Ein solches Projekt ist beispielsweise The John Poindexter Awareness Office (JPAO). Auch hier will man alle Informationen über das persönliche Leben, die Einkäufe, Beziehungen, Freizeitinteressen, Lesegewohnheiten und Reisen eines jeden Angestellten der Darpa im "Interesse der nationalen Sicherheit" erhalten. Die Internetbenutzer werden aufgefordert, da man nicht über die Kapazitäten des Pentagon verfüge, Informationen über die Leiter des IAO mitzuteilen, die dann veröffentlicht werden. Man habe allerdings Abstand genommen, die Sozialversicherungsnummer und Bilder von Familienangehörigen auf die Website zu stellen, weil man nicht dazu beitragen wolle, dass Poindexter und seiner Familie etwas angetan werde. Die Informationen, die bislang abgegeben wurden, sind allerdings weitgehend Nonsense. Bei Warblogging wird dazu aufgerufen, die bereits ausführliche Biografie von Poindexter mit weiteren Informationen zu ergänzen.
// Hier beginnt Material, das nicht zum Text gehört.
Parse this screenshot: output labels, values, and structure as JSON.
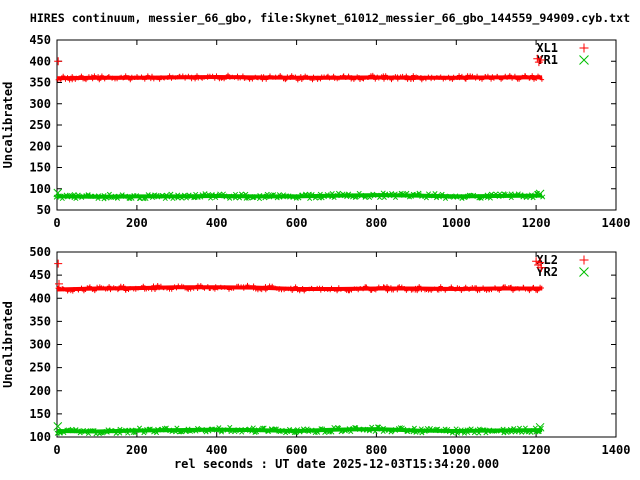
{
  "title": "HIRES continuum, messier_66_gbo, file:Skynet_61012_messier_66_gbo_144559_94909.cyb.txt",
  "colors": {
    "red": "#ff0000",
    "green": "#00c000",
    "frame": "#000000",
    "background": "#ffffff"
  },
  "chart_data": [
    {
      "type": "scatter",
      "panel": "top",
      "ylabel": "Uncalibrated",
      "xlim": [
        0,
        1400
      ],
      "ylim": [
        50,
        450
      ],
      "xticks": [
        0,
        200,
        400,
        600,
        800,
        1000,
        1200,
        1400
      ],
      "yticks": [
        50,
        100,
        150,
        200,
        250,
        300,
        350,
        400,
        450
      ],
      "legend_position": "top-right",
      "grid": false,
      "series": [
        {
          "name": "XL1",
          "marker": "plus",
          "color": "#ff0000",
          "band_halfwidth": 6,
          "x": [
            0,
            100,
            200,
            300,
            400,
            500,
            600,
            700,
            800,
            900,
            1000,
            1100,
            1215
          ],
          "y": [
            360,
            361,
            361,
            362,
            363,
            362,
            361,
            361,
            362,
            361,
            361,
            362,
            362
          ],
          "outliers": [
            [
              3,
              400
            ],
            [
              1203,
              406
            ],
            [
              1207,
              398
            ],
            [
              1212,
              403
            ]
          ]
        },
        {
          "name": "YR1",
          "marker": "cross",
          "color": "#00c000",
          "band_halfwidth": 6,
          "x": [
            0,
            100,
            200,
            300,
            400,
            500,
            600,
            700,
            800,
            900,
            1000,
            1100,
            1215
          ],
          "y": [
            82,
            81,
            82,
            82,
            83,
            82,
            82,
            84,
            85,
            84,
            82,
            83,
            84
          ],
          "outliers": [
            [
              2,
              90
            ],
            [
              1210,
              88
            ]
          ]
        }
      ]
    },
    {
      "type": "scatter",
      "panel": "bottom",
      "ylabel": "Uncalibrated",
      "xlabel": "rel seconds : UT date 2025-12-03T15:34:20.000",
      "xlim": [
        0,
        1400
      ],
      "ylim": [
        100,
        500
      ],
      "xticks": [
        0,
        200,
        400,
        600,
        800,
        1000,
        1200,
        1400
      ],
      "yticks": [
        100,
        150,
        200,
        250,
        300,
        350,
        400,
        450,
        500
      ],
      "legend_position": "top-right",
      "grid": false,
      "series": [
        {
          "name": "XL2",
          "marker": "plus",
          "color": "#ff0000",
          "band_halfwidth": 7,
          "x": [
            0,
            100,
            200,
            300,
            400,
            500,
            600,
            700,
            800,
            900,
            1000,
            1100,
            1215
          ],
          "y": [
            419,
            421,
            422,
            424,
            424,
            423,
            420,
            420,
            421,
            421,
            420,
            421,
            421
          ],
          "outliers": [
            [
              3,
              475
            ],
            [
              5,
              431
            ],
            [
              1200,
              480
            ],
            [
              1205,
              472
            ],
            [
              1210,
              477
            ],
            [
              1213,
              466
            ]
          ]
        },
        {
          "name": "YR2",
          "marker": "cross",
          "color": "#00c000",
          "band_halfwidth": 7,
          "x": [
            0,
            100,
            200,
            300,
            400,
            500,
            600,
            700,
            800,
            900,
            1000,
            1100,
            1215
          ],
          "y": [
            113,
            112,
            114,
            115,
            116,
            115,
            113,
            116,
            117,
            114,
            113,
            114,
            115
          ],
          "outliers": [
            [
              2,
              123
            ],
            [
              1210,
              121
            ]
          ]
        }
      ]
    }
  ]
}
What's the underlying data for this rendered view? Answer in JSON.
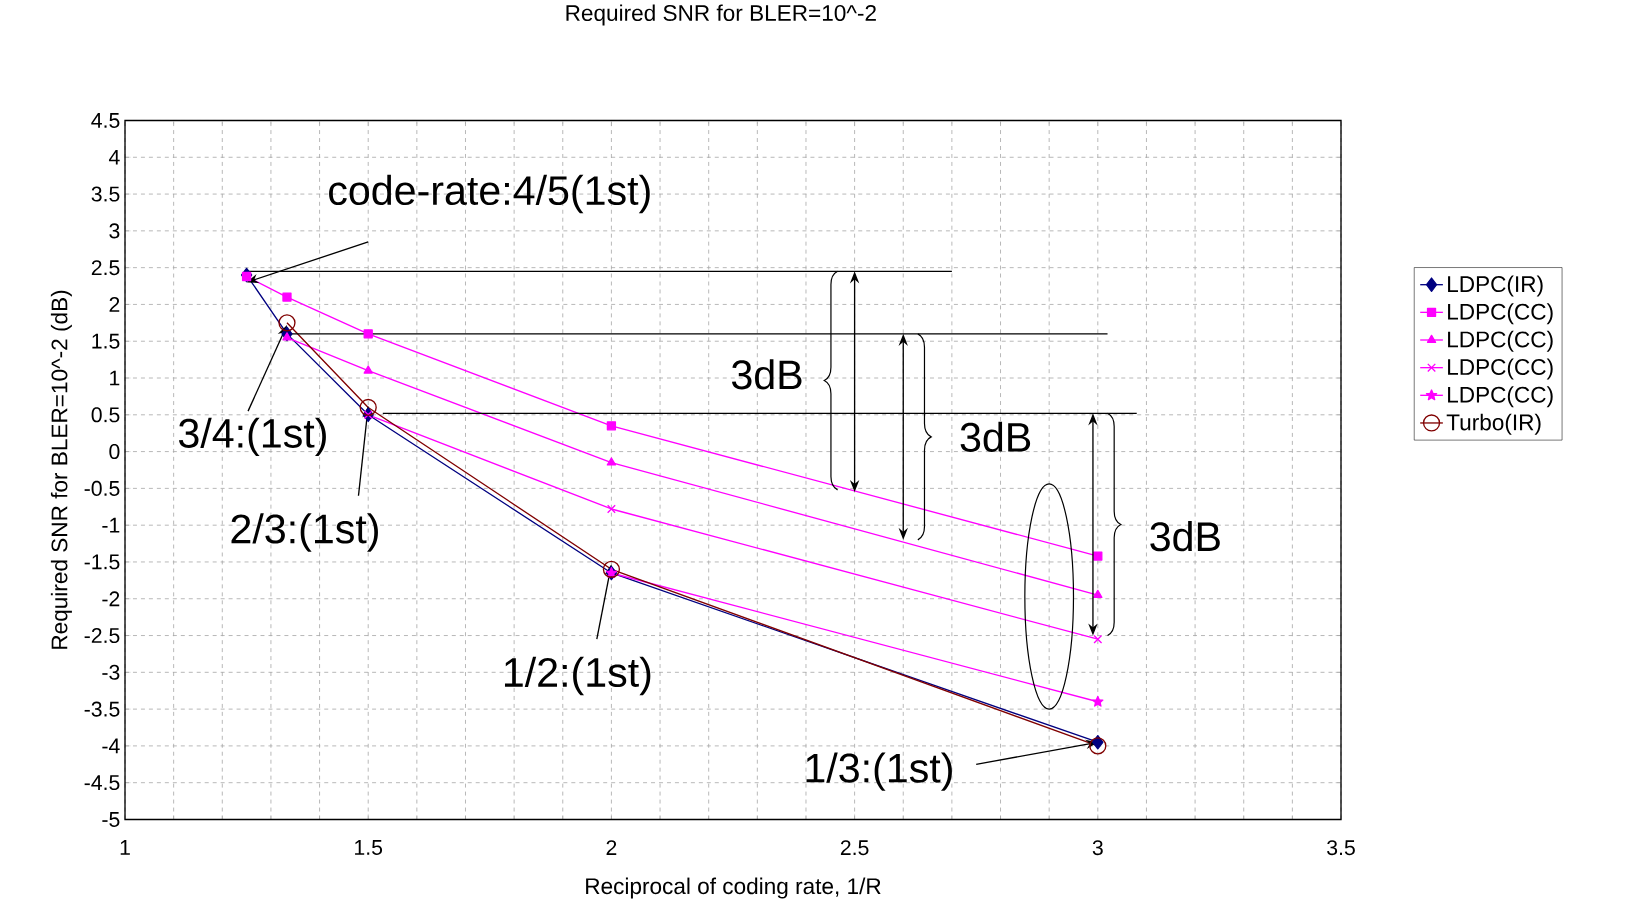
{
  "chart_data": {
    "type": "line",
    "title": "Required SNR for BLER=10^-2",
    "xlabel": "Reciprocal of coding rate, 1/R",
    "ylabel": "Required SNR for BLER=10^-2 (dB)",
    "xlim": [
      1,
      3.5
    ],
    "xticks": [
      1,
      1.5,
      2,
      2.5,
      3,
      3.5
    ],
    "ylim": [
      -5,
      4.5
    ],
    "yticks": [
      -5,
      -4.5,
      -4,
      -3.5,
      -3,
      -2.5,
      -2,
      -1.5,
      -1,
      -0.5,
      0,
      0.5,
      1,
      1.5,
      2,
      2.5,
      3,
      3.5,
      4,
      4.5
    ],
    "grid": true,
    "legend": "right",
    "series": [
      {
        "name": "LDPC(IR)",
        "color": "#000080",
        "marker": "diamond",
        "x": [
          1.25,
          1.333,
          1.5,
          2,
          3
        ],
        "values": [
          2.4,
          1.6,
          0.5,
          -1.65,
          -3.95
        ]
      },
      {
        "name": "LDPC(CC)",
        "color": "#ff00ff",
        "marker": "square",
        "x": [
          1.25,
          1.333,
          1.5,
          2,
          3
        ],
        "values": [
          2.38,
          2.1,
          1.6,
          0.35,
          -1.42
        ]
      },
      {
        "name": "LDPC(CC)",
        "color": "#ff00ff",
        "marker": "triangle",
        "x": [
          1.333,
          1.5,
          2,
          3
        ],
        "values": [
          1.55,
          1.1,
          -0.15,
          -1.95
        ]
      },
      {
        "name": "LDPC(CC)",
        "color": "#ff00ff",
        "marker": "cross",
        "x": [
          1.5,
          2,
          3
        ],
        "values": [
          0.5,
          -0.78,
          -2.55
        ]
      },
      {
        "name": "LDPC(CC)",
        "color": "#ff00ff",
        "marker": "star",
        "x": [
          2,
          3
        ],
        "values": [
          -1.65,
          -3.4
        ]
      },
      {
        "name": "Turbo(IR)",
        "color": "#800000",
        "marker": "circle",
        "x": [
          1.333,
          1.5,
          2,
          3
        ],
        "values": [
          1.75,
          0.6,
          -1.6,
          -4.0
        ]
      },
      {
        "color": "#000000",
        "marker": "none",
        "x": [
          1.25,
          2.7
        ],
        "values": [
          2.45,
          2.45
        ]
      },
      {
        "color": "#000000",
        "marker": "none",
        "x": [
          1.333,
          3.02
        ],
        "values": [
          1.6,
          1.6
        ]
      },
      {
        "color": "#000000",
        "marker": "none",
        "x": [
          1.53,
          3.08
        ],
        "values": [
          0.52,
          0.52
        ]
      }
    ],
    "annotations": [
      {
        "text": "code-rate:4/5(1st)",
        "x": 1.25,
        "y": 2.4
      },
      {
        "text": "3/4:(1st)",
        "x": 1.333,
        "y": 1.6
      },
      {
        "text": "2/3:(1st)",
        "x": 1.5,
        "y": 0.5
      },
      {
        "text": "1/2:(1st)",
        "x": 2,
        "y": -1.65
      },
      {
        "text": "1/3:(1st)",
        "x": 3,
        "y": -3.95
      },
      "3dB",
      "3dB",
      "3dB"
    ]
  }
}
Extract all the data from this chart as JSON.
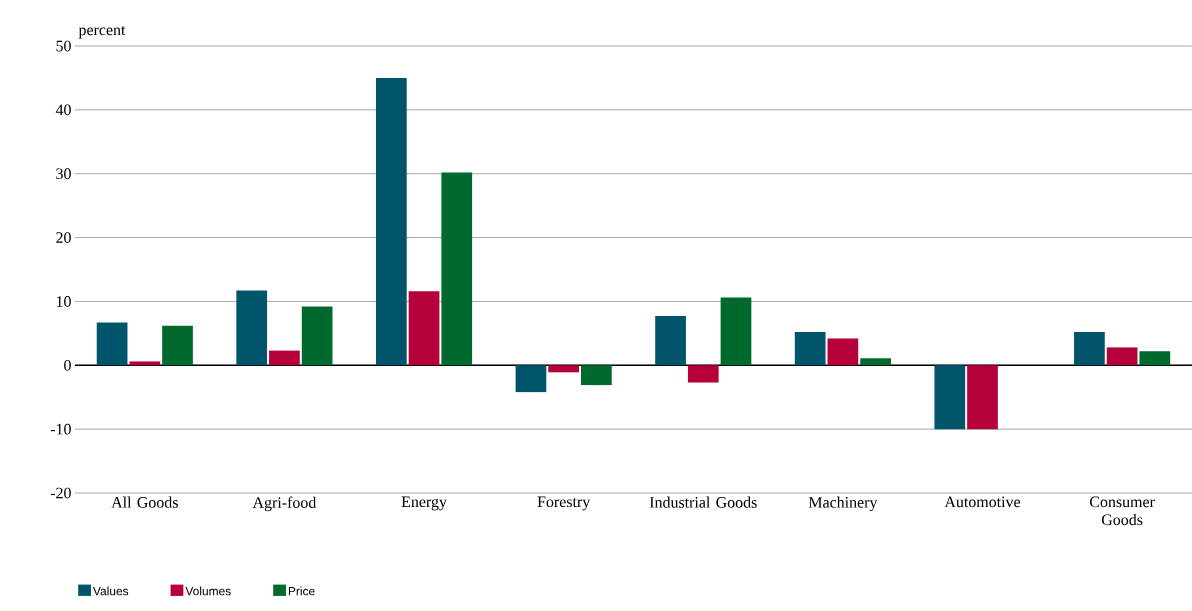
{
  "chart_data": {
    "type": "bar",
    "ylabel": "percent",
    "categories": [
      "All Goods",
      "Agri-food",
      "Energy",
      "Forestry",
      "Industrial Goods",
      "Machinery",
      "Automotive",
      "Consumer Goods"
    ],
    "series": [
      {
        "name": "Values",
        "color": "#00556a",
        "values": [
          6.7,
          11.7,
          45,
          -4.2,
          7.7,
          5.2,
          -10,
          5.2
        ]
      },
      {
        "name": "Volumes",
        "color": "#b5003a",
        "values": [
          0.6,
          2.3,
          11.6,
          -1.1,
          -2.7,
          4.2,
          -10,
          2.8
        ]
      },
      {
        "name": "Price",
        "color": "#006a2e",
        "values": [
          6.2,
          9.2,
          30.2,
          -3.1,
          10.6,
          1.1,
          0,
          2.2
        ]
      }
    ],
    "ylim": [
      -20,
      50
    ],
    "yticks": [
      -20,
      -10,
      0,
      10,
      20,
      30,
      40,
      50
    ],
    "grid": "y",
    "legend": "bottom left"
  }
}
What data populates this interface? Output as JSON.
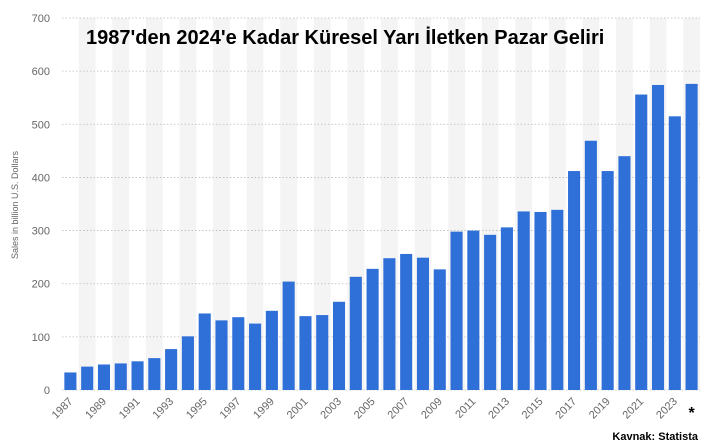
{
  "chart_data": {
    "type": "bar",
    "title": "1987'den 2024'e Kadar Küresel Yarı İletken Pazar Geliri",
    "ylabel": "Sales in billion U.S. Dollars",
    "xlabel": "",
    "ylim": [
      0,
      700
    ],
    "yticks": [
      0,
      100,
      200,
      300,
      400,
      500,
      600,
      700
    ],
    "grid": true,
    "categories": [
      "1987",
      "1988",
      "1989",
      "1990",
      "1991",
      "1992",
      "1993",
      "1994",
      "1995",
      "1996",
      "1997",
      "1998",
      "1999",
      "2000",
      "2001",
      "2002",
      "2003",
      "2004",
      "2005",
      "2006",
      "2007",
      "2008",
      "2009",
      "2010",
      "2011",
      "2012",
      "2013",
      "2014",
      "2015",
      "2016",
      "2017",
      "2018",
      "2019",
      "2020",
      "2021",
      "2022",
      "2023",
      "2024"
    ],
    "tick_labels": [
      "1987",
      "",
      "1989",
      "",
      "1991",
      "",
      "1993",
      "",
      "1995",
      "",
      "1997",
      "",
      "1999",
      "",
      "2001",
      "",
      "2003",
      "",
      "2005",
      "",
      "2007",
      "",
      "2009",
      "",
      "2011",
      "",
      "2013",
      "",
      "2015",
      "",
      "2017",
      "",
      "2019",
      "",
      "2021",
      "",
      "2023",
      "*"
    ],
    "values": [
      33,
      44,
      48,
      50,
      54,
      60,
      77,
      101,
      144,
      131,
      137,
      125,
      149,
      204,
      139,
      141,
      166,
      213,
      228,
      248,
      256,
      249,
      227,
      298,
      300,
      292,
      306,
      336,
      335,
      339,
      412,
      469,
      412,
      440,
      556,
      574,
      515,
      576
    ],
    "bar_color": "#2f6fd8",
    "source": "Kavnak: Statista"
  }
}
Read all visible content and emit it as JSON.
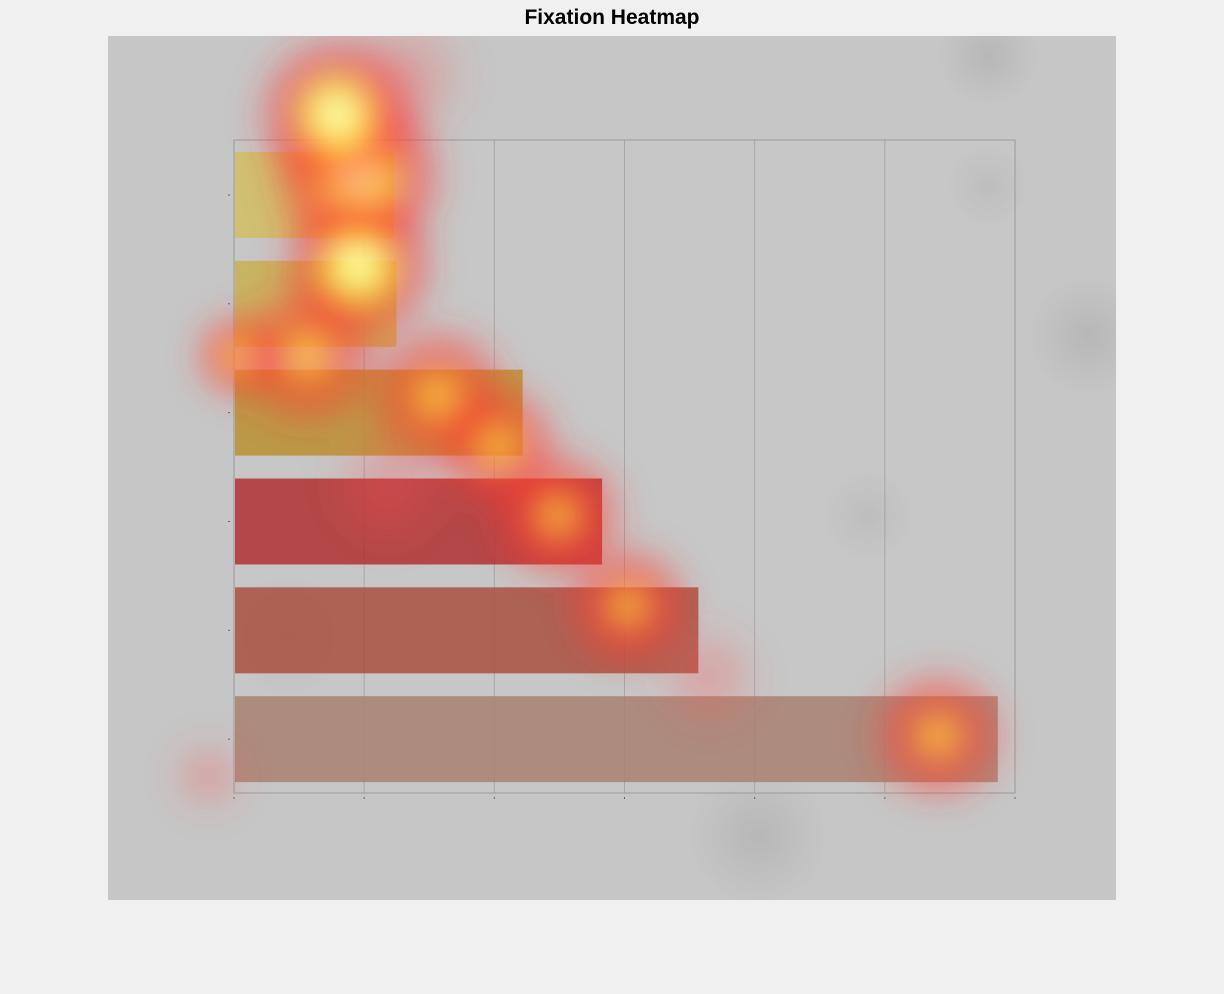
{
  "title": "Fixation Heatmap",
  "colors": {
    "page_background": "#f0f0f0",
    "figure_background": "#c6c6c6",
    "plot_background": "#c9c9c9",
    "grid": "#9a9a9a",
    "heat_low": "#ff3b3b",
    "heat_mid": "#ffff33",
    "heat_high": "#ffffff"
  },
  "chart_data": {
    "type": "bar",
    "orientation": "horizontal",
    "title": "",
    "xlabel": "",
    "ylabel": "",
    "categories": [
      "",
      "",
      "",
      "",
      "",
      ""
    ],
    "values": [
      1.22,
      1.24,
      2.21,
      2.82,
      3.56,
      5.86
    ],
    "xlim": [
      0,
      6
    ],
    "x_ticks": [
      0,
      1,
      2,
      3,
      4,
      5,
      6
    ],
    "x_tick_labels": [
      "",
      "",
      "",
      "",
      "",
      "",
      ""
    ],
    "grid": "vertical",
    "legend": "none",
    "bar_colors": [
      "#d0c060",
      "#c8b050",
      "#b89030",
      "#b03030",
      "#a85040",
      "#a88070"
    ],
    "overlay": {
      "type": "heatmap",
      "label": "Fixation Heatmap"
    }
  }
}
Obgleich also die Aufklärung über Poindexter nicht besonders effektiv war, sind mittlerweile nicht nur die Biografien, sondern auch das ominöse Logo von Poindexters Information Awareness Office von der Website verschwunden. Das hatte wohl nicht gerade zur Beruhigung der Kritiker beigetragen, die sich auch durch Verteidigungsminister Rumsfelds halbherzige Beschwichtigungen nicht ablenken ließen (Weltweites Schnüffelsystem). Tatsächlich ließ das Logo mit dem Auge Gottes auf der Pyramide und dem Motto "Wissen ist Macht" nicht nur Assoziationen zu Geheimbünden aufkommen, sondern demonstrierte auch die Maßlosigkeit des Wunsches nach "totaler Informationsmacht". Poindexter hat da wohl daneben gegriffen und zugleich seine kreative Orientierung für zielorientierte Problemlösung entlarvt.